Header background

Davis AI now detects infrastructure availability issues as root cause

Having been named as a Leader in the 2020 Gartner APM Magic Quadrant for the 10th consecutive time proves that Dynatrace is the best-of-breed application performance monitoring tool available. Our Davis® AI causation engine can easily detect root causes that are related to service slowdowns or increases in failures. But what happens if a service work perfectly but the underlying infrastructure, such as processes and hosts, experience an outage? To address such issues, Dynatrace Davis® can now also analyze large-scale incidents from the perspective of infrastructure monitoring (IM), in addition to its APM capabilities. As such, Davis automatically detects process and host availability root causes for large-scale, user-impacting incidents. This capability eliminates the need for default trigger events for process availability issues. Therefore, we introduced a new default setting at the process-group level that reduces event spam for non-stable process groups. This setting also allows you to opt into trigger events for your most important process groups. Let’s take a look at how this works.

Davis automatically detects process and host outages as root cause

Take the following example of a critical outage that affects multiple services: Dynatrace Davis automatically analyzes the situation and detects that several important processes were unexpectedly shut down.

See the incident summary from Davis below, where changes in the availability of processes was detected as the real root cause of this problem.
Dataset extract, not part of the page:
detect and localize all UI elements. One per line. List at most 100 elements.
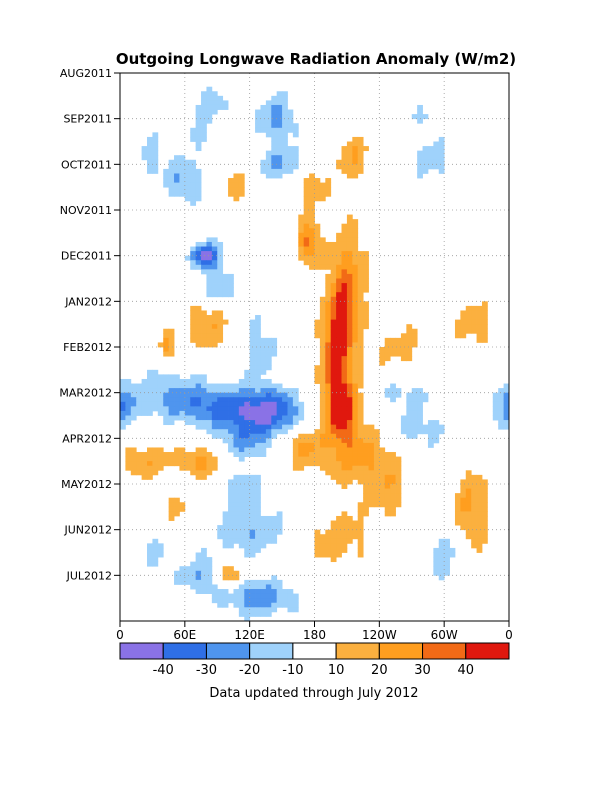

Problem details with processes shown as the root cause of service outages

From this example, you can see some key advantages of Dynatrace Davis over other monitoring solutions:

  • Davis can detect process- and host-related availability root causes.
  • Davis combines APM incident and impact detection with infrastructure monitoring root-cause detection at the process and host level.
  • The presented availability root cause summarizes all relevant process and host outages, so there’s no longer a need to click through individual pages to understand the scope of the problem.

As you can see, Davis is perfectly capable of detecting the availability of individual processes and hosts as the root cause of a user-impacting incidents. To be alerted on the availability of your most important process groups however, you need to specifically opt into a Davis availability event trigger at the process-group level.

Receive alerts only for the most important process-group availability issues

Dynatrace version 1.194 includes an important enhancement in process and process-group availability settings.

Instead of reporting process availability events of service-hosting process groups by default, we’ve switched to an opt-in approach for process group alerts. On the settings page for process group availability, you can now see that alerting is disabled by default.

Process group availability alerting off by default

The reason for this change in the default behavior is twofold:

  • The new Davis capability of showing process root causes is independent of process-related trigger events.
  • A lot of process groups that host services restart on a regular basis. For example, the Tanium Client process group restarts regularly and, therefore, generates a lot of noise from availability events.

If you decide that a process group is stable and important enough to trigger Davis in case of an availability incident, you can choose between the following two options:

Raise an alert when any process in a selected process group becomes unavailable

This option triggers an availability event when any process in the selected process group becomes unavailable.

Trigger alert if any process in the group becomes unavailable

Raise an alert when a minimum number of processes are no longer available in a selected process group

This option triggers an availability event when a user-defined threshold for the minimum number of running processes within a selected process group isn’t met.

In the example below, the required minimum number of running processes is set to 2. This means that whenever this process group has fewer than two running processes, Dynatrace will trigger an availability-level event for the process group.

Trigger an alert if a minimum number of processes in the group are no longer available

Summary

As Dynatrace Davis is capable of automatically detecting process and host availability issues related to large-scale incidents, default trigger events for process availability are no longer necessary.

The new default setting at the process-group level reduces event spam for non-stable process groups (for example, Tanium Client) while also allowing you to opt into trigger events for important process groups.